Consciously establishing discipline of the mind right at the beginning provides a clean slate in preparation for the meditation session. Avoid being overly concerned with what is currently happening, reminiscing about past events or dwelling upon what is going to take place in the future.
6. Regulate the breathing.
Start with approximately five minutes of deep and conscious abdominal breathing that brings fresh oxygen to the brain and aids in concentration. Then begin to slow the breathing down.
7. Establish a rhythmic breathing pattern.
Continue repetitions of inhaling for three seconds and exhaling for three seconds. This pattern of rhythmic breathing controls the flow of prana, or vital energy, and helps to still the mind.
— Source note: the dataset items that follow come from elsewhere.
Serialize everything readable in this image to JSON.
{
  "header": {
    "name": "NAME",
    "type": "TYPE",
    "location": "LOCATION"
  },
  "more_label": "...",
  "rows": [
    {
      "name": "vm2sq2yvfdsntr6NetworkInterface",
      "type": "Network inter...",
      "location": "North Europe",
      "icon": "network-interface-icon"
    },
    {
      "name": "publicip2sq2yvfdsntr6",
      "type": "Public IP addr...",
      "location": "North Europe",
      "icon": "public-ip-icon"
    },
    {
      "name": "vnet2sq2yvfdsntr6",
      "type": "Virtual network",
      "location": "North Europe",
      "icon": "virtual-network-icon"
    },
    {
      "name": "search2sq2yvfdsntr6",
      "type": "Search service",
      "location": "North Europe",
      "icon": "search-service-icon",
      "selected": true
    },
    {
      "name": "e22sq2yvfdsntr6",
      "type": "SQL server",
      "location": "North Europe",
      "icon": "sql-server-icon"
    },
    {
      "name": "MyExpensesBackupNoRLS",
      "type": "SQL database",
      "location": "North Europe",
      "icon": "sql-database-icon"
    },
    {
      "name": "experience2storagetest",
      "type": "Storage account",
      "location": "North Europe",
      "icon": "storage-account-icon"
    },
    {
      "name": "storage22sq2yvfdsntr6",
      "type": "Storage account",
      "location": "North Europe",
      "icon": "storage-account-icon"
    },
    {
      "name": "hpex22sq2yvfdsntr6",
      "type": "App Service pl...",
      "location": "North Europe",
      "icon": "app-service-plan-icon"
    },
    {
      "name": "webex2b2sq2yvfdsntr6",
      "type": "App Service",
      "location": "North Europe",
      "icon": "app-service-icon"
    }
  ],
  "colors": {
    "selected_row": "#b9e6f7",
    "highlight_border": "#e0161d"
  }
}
8. At first, let the mind wander.
Trying to force the mind to focus will only make it more restless and create more thoughts. Being patient and loving with yourself, on the other hand, means knowing without a doubt that the mind will eventually settle into a place of stillness.
9. Bring your mind to rest on a focal point.
Focus upon either the Ajna Chakra, the point between the eyebrows; or the Anahata Chakra, in the region of the heart. Yogis who tend to be more on the intellectual side may gravitate toward the Ajna Chakra, whereas the more emotional yogi may prefer the Anahata Chakra. (Learn more about chakras here.)
10. Hold an object of concentration at this focal point.
Choose a neutral and positive object of concentration. This can be an image, a mandala, a symbol or even a mantra, such as “Om,” that is mentally repeated in rhythm with the breath. Visualize that object in the chosen chakra and hold your concentration on it.
While still conscious of being separate from the object of concentration, allow the vibrations of focused thought or repetitions of sound created by this constant state of focus to lead to pure thought. This is meditation.
This is the state of ultimate bliss, superconsciousness, or enlightenment in which the yogi no longer identifies herself/himself as separate from any symbols or mantra, but becomes one with the universe. Reaching samadhi takes time, practice and devotion.